Голос будто прорвался из-под земли. «Первый — это я! — вдруг осенило Долгова. — Конечно же, я первый!»

Он встал и, счастливо улыбаясь, схватился за стену. Его неожиданно качнуло в сторону, и солдаты подхватили его под руки.

«Какие отличные ребята! — Долгов хотел в благодарность сказать им что-нибудь приятное, но язык не слушался. — И Шеффер рубаха-парень!»

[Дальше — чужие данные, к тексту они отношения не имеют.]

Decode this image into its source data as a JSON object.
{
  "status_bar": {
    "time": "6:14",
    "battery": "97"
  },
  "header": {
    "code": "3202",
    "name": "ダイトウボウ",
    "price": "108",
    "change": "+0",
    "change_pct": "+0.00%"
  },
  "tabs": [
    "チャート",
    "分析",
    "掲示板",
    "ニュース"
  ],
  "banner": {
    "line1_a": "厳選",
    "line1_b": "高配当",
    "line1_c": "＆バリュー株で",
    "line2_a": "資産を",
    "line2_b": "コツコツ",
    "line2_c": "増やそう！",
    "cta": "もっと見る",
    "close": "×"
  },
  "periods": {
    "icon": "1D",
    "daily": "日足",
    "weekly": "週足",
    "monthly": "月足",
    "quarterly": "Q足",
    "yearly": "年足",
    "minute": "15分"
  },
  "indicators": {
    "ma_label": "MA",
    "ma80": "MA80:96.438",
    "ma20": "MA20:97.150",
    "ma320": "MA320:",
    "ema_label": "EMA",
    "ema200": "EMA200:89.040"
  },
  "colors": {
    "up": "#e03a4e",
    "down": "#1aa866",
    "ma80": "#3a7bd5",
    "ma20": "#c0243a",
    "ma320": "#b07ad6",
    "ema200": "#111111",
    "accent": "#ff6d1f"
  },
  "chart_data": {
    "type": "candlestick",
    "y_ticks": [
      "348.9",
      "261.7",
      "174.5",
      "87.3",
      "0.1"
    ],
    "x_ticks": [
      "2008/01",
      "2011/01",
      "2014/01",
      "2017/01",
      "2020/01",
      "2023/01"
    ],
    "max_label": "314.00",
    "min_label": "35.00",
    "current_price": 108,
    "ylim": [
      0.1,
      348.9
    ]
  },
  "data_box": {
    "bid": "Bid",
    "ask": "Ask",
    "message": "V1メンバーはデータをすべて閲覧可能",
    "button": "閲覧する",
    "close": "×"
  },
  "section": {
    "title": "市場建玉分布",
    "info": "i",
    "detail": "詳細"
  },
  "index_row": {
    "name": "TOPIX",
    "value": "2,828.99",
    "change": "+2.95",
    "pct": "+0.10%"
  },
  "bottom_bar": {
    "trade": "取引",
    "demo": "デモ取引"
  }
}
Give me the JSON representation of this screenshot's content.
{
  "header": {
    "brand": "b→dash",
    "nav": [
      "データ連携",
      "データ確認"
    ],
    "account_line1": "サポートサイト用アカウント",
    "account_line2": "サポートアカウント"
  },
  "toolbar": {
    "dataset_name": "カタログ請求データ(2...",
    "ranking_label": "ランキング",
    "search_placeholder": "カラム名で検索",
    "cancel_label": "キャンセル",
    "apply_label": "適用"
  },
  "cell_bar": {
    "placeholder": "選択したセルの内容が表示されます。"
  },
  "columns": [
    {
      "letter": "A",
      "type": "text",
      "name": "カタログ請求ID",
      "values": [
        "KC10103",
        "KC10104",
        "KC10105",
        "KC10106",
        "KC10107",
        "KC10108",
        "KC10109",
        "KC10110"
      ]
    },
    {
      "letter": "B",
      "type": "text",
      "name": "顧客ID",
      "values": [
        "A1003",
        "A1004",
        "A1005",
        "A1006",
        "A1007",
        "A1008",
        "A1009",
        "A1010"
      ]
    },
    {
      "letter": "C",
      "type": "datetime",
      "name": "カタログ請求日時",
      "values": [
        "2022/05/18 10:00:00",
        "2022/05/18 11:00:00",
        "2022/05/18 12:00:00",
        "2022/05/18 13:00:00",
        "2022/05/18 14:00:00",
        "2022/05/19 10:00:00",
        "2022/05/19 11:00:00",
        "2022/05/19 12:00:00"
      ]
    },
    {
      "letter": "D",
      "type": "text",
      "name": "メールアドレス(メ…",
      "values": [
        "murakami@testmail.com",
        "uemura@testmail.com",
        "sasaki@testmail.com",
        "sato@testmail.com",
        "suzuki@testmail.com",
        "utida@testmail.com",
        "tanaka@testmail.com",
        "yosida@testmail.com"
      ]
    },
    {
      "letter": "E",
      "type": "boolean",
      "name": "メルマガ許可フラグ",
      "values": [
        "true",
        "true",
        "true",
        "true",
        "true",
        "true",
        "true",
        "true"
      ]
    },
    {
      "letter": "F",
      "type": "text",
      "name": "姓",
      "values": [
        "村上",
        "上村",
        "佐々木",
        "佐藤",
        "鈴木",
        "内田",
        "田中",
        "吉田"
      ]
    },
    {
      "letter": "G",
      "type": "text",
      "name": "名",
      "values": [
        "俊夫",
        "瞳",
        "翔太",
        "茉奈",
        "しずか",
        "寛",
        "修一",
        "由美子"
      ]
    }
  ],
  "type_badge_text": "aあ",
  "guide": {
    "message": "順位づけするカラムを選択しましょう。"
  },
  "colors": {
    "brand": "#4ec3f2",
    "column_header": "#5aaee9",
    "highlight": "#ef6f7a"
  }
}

Он, наконец, смог справиться с координацией и встал прямо, театрально указав солдатам отойти в стороны, — да он же устойчивей бетонного столба! Ему вдруг захотелось изобразить ласточку на одной ноге.

Долгову показали на распахнутую дверь, и он решительно шагнул в освещённый туннель. Ужасно смешно было идти и не чувствовать под ногами пол. Где-то вдалеке был виден солнечный свет, и это было ещё комичнее.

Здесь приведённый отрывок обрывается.